Depuis quelques années, les décisions de justice relatives à des sanctions contre des élus, qu’elles prennent la forme d’une annulation des décisions administratives ou d’une censure des lois votées par le Parlement, sont régulièrement critiquées, avec des arguments d’ailleurs contradictoires, les uns soutenant que le juge aurait subi une pression de l’exécutif, les autres qu’on serait en présence d’un « gouvernement des juges », c’est-à-dire que les juges feraient prévaloir leurs préférences partisanes sur la règle de droit dans le jugement rendu.
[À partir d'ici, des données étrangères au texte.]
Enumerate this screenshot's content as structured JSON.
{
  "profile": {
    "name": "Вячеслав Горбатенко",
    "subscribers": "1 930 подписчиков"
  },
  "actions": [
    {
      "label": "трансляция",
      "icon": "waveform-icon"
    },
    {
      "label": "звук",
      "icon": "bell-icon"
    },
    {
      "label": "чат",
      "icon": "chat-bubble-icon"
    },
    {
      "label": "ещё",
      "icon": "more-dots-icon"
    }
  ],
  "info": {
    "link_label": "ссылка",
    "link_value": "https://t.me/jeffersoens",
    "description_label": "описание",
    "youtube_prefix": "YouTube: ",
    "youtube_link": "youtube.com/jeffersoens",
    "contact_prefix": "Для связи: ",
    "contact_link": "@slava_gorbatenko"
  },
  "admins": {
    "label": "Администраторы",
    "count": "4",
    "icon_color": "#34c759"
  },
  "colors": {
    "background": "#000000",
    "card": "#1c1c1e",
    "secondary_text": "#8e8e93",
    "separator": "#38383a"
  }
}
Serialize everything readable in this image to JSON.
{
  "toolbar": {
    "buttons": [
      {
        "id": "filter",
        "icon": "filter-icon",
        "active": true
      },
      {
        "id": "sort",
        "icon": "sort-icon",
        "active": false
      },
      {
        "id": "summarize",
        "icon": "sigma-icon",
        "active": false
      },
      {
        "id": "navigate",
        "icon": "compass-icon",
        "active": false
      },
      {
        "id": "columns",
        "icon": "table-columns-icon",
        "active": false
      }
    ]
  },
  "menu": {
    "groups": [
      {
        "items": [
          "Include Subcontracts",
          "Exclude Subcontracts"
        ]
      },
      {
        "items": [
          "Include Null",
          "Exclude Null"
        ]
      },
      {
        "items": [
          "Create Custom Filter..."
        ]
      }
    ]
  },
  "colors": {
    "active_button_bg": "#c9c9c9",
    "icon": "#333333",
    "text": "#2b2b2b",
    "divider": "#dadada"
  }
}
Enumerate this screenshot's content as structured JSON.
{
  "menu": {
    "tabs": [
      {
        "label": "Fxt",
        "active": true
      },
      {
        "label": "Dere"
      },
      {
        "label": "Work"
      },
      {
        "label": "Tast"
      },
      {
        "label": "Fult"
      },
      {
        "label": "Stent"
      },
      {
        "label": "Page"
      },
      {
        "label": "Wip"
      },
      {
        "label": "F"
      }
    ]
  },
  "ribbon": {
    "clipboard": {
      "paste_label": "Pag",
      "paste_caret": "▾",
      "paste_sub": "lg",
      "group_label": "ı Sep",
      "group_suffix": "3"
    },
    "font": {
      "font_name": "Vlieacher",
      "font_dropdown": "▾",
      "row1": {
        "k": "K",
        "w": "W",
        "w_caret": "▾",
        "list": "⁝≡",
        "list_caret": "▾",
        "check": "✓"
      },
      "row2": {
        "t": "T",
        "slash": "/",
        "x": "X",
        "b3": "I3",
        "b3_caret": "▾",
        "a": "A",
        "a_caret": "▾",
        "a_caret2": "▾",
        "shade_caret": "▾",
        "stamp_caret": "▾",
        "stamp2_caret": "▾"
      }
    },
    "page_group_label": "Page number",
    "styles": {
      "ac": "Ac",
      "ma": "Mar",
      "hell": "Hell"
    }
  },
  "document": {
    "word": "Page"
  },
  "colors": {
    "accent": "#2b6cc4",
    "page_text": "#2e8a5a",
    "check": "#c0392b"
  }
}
Ce discours sur le gouvernement des juges, opposant l’État de droit à la volonté populaire, a d’abord été formulé par les dirigeants de la Hongrie, de la Pologne (avec le précédent gouvernement) et de la Slovaquie. Il a ensuite été repris par Vladimir Poutine et est maintenant amplifié par J. D. Vance, le vice-Président des États-Unis. Sa cible réelle est l’État de droit.
P. C.
L’argument central de ceux qui dénoncent l’existence d’un gouvernement des juges en France consiste à soutenir que rien ne devrait limiter la volonté du peuple, souverain dans une démocratie – idée reprise par les dirigeants ou les partisans des régimes autoritaires. C’est à tort qu’on utilise pour les qualifier l’expression « démocraties illibérales », qui est un oxymore puisqu’il n’existe et ne peut exister de démocratie représentative qui ne serait pas « libérale » dans son sens originel, selon lequel les pouvoirs législatif et exécutif sont limités par le respect de l’État de droit.
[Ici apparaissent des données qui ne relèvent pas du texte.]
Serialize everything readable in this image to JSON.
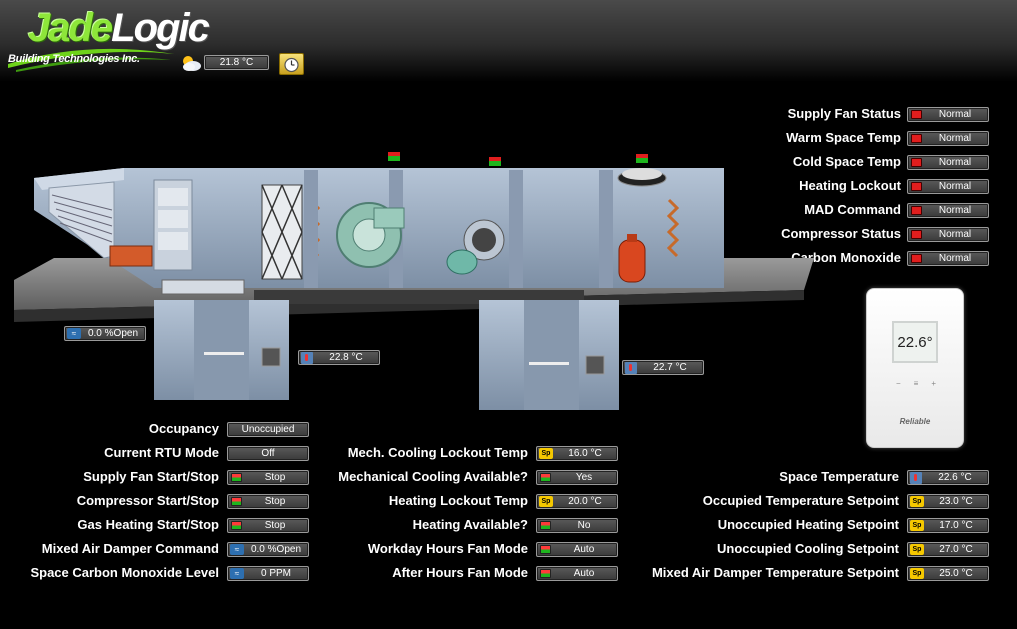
{
  "header": {
    "logo_main": "Jade",
    "logo_second": "Logic",
    "logo_sub": "Building Technologies Inc.",
    "outdoor_temp": "21.8 °C"
  },
  "status": [
    {
      "label": "Supply Fan Status",
      "value": "Normal"
    },
    {
      "label": "Warm Space Temp",
      "value": "Normal"
    },
    {
      "label": "Cold Space Temp",
      "value": "Normal"
    },
    {
      "label": "Heating Lockout",
      "value": "Normal"
    },
    {
      "label": "MAD Command",
      "value": "Normal"
    },
    {
      "label": "Compressor Status",
      "value": "Normal"
    },
    {
      "label": "Carbon Monoxide",
      "value": "Normal"
    }
  ],
  "equipment": {
    "damper_position": "0.0 %Open",
    "return_temp": "22.8 °C",
    "supply_temp": "22.7 °C"
  },
  "thermostat": {
    "display": "22.6°",
    "brand": "Reliable",
    "controls": [
      "−",
      "≡",
      "+"
    ]
  },
  "left_column": [
    {
      "label": "Occupancy",
      "value": "Unoccupied",
      "icon": "none"
    },
    {
      "label": "Current RTU Mode",
      "value": "Off",
      "icon": "none"
    },
    {
      "label": "Supply Fan Start/Stop",
      "value": "Stop",
      "icon": "indicator"
    },
    {
      "label": "Compressor Start/Stop",
      "value": "Stop",
      "icon": "indicator"
    },
    {
      "label": "Gas Heating Start/Stop",
      "value": "Stop",
      "icon": "indicator"
    },
    {
      "label": "Mixed Air Damper Command",
      "value": "0.0 %Open",
      "icon": "analog"
    },
    {
      "label": "Space Carbon Monoxide Level",
      "value": "0 PPM",
      "icon": "analog"
    }
  ],
  "middle_column": [
    {
      "label": "Mech. Cooling Lockout Temp",
      "value": "16.0 °C",
      "icon": "setpoint"
    },
    {
      "label": "Mechanical Cooling Available?",
      "value": "Yes",
      "icon": "indicator"
    },
    {
      "label": "Heating Lockout Temp",
      "value": "20.0 °C",
      "icon": "setpoint"
    },
    {
      "label": "Heating Available?",
      "value": "No",
      "icon": "indicator"
    },
    {
      "label": "Workday Hours Fan Mode",
      "value": "Auto",
      "icon": "indicator"
    },
    {
      "label": "After Hours Fan Mode",
      "value": "Auto",
      "icon": "indicator"
    }
  ],
  "right_column": [
    {
      "label": "Space Temperature",
      "value": "22.6 °C",
      "icon": "temperature"
    },
    {
      "label": "Occupied Temperature Setpoint",
      "value": "23.0 °C",
      "icon": "setpoint"
    },
    {
      "label": "Unoccupied Heating Setpoint",
      "value": "17.0 °C",
      "icon": "setpoint"
    },
    {
      "label": "Unoccupied Cooling Setpoint",
      "value": "27.0 °C",
      "icon": "setpoint"
    },
    {
      "label": "Mixed Air Damper Temperature Setpoint",
      "value": "25.0 °C",
      "icon": "setpoint"
    }
  ],
  "icon_text": {
    "setpoint": "Sp",
    "analog": "≈"
  },
  "colors": {
    "logo_green": "#8ee63a",
    "status_red": "#e01e1e",
    "status_green": "#1eb51e",
    "setpoint_yellow": "#f5c800"
  }
}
La thèse du pouvoir illimité du peuple dans une démocratie repose sur un contresens. Sous prétexte que la démocratie vient du terme grec demos (« le peuple »), on oublie que dans les cités grecques seuls les citoyens libres de la communauté civique réunis en assemblée détenaient le pouvoir : la « démocratie » au ve siècle avant J.-C. n’a aucun rapport avec son sens moderne.
Une autre erreur consiste à croire que seule l’existence d’élections suffirait à caractériser la démocratie. Or, de Staline à Poutine, de Castro à Chávez, les élections ont montré que les dictatures savent utiliser à leur profit le suffrage universel. Plusieurs livres récents1 ont révélé les mécanismes permettant aux dictateurs d’arriver au pouvoir par des élections apparemment régulières puis de s’y maintenir en se faisant réélire.
C’est pourquoi il convient de lutter contre ce qui, pour l’instant au moins en France, n’est qu’un discours, mais qui demain pourrait justifier la remise en cause de l’État de droit et donc de la démocratie.
Origine du concept
Les historiens du droit montrent que la notion d’État de droit est née en Grande-Bretagne à la fin du Moyen Âge quand, sous l’appellation de rule of law, le monarque a été contraint de se soumettre à des obligations. En France, ce sont d’abord les philosophes du xviiie siècle qui ont élaboré les principes qui serviraient à fonder l’État de droit : ainsi, dans De l’esprit des lois, en 1748, Montesquieu a formulé le principe de la séparation des pouvoirs : « Pour qu’on ne puisse abuser du pouvoir, il faut que, par la disposition des choses, le pouvoir arrête le pouvoir2. »
La révolution de 1789 a ensuite posé les bases de l’État de droit, d’abord lors de la nuit du 4 août qui, par la reconnaissance de l’entière égalité de tous devant la loi, a supprimé les privilèges juridictionnels, puis avec la Déclaration des droits de l’homme et du citoyen, dont l’article 16, adopté le 26 août, dispose que « toute société dans laquelle la garantie des droits n’est pas assurée, ni la séparation des pouvoirs déterminée, n’a point de Constitution ». Enfin, le Code pénal de 1791 a instauré la possibilité de mettre en cause la responsabilité pénale des gouvernants.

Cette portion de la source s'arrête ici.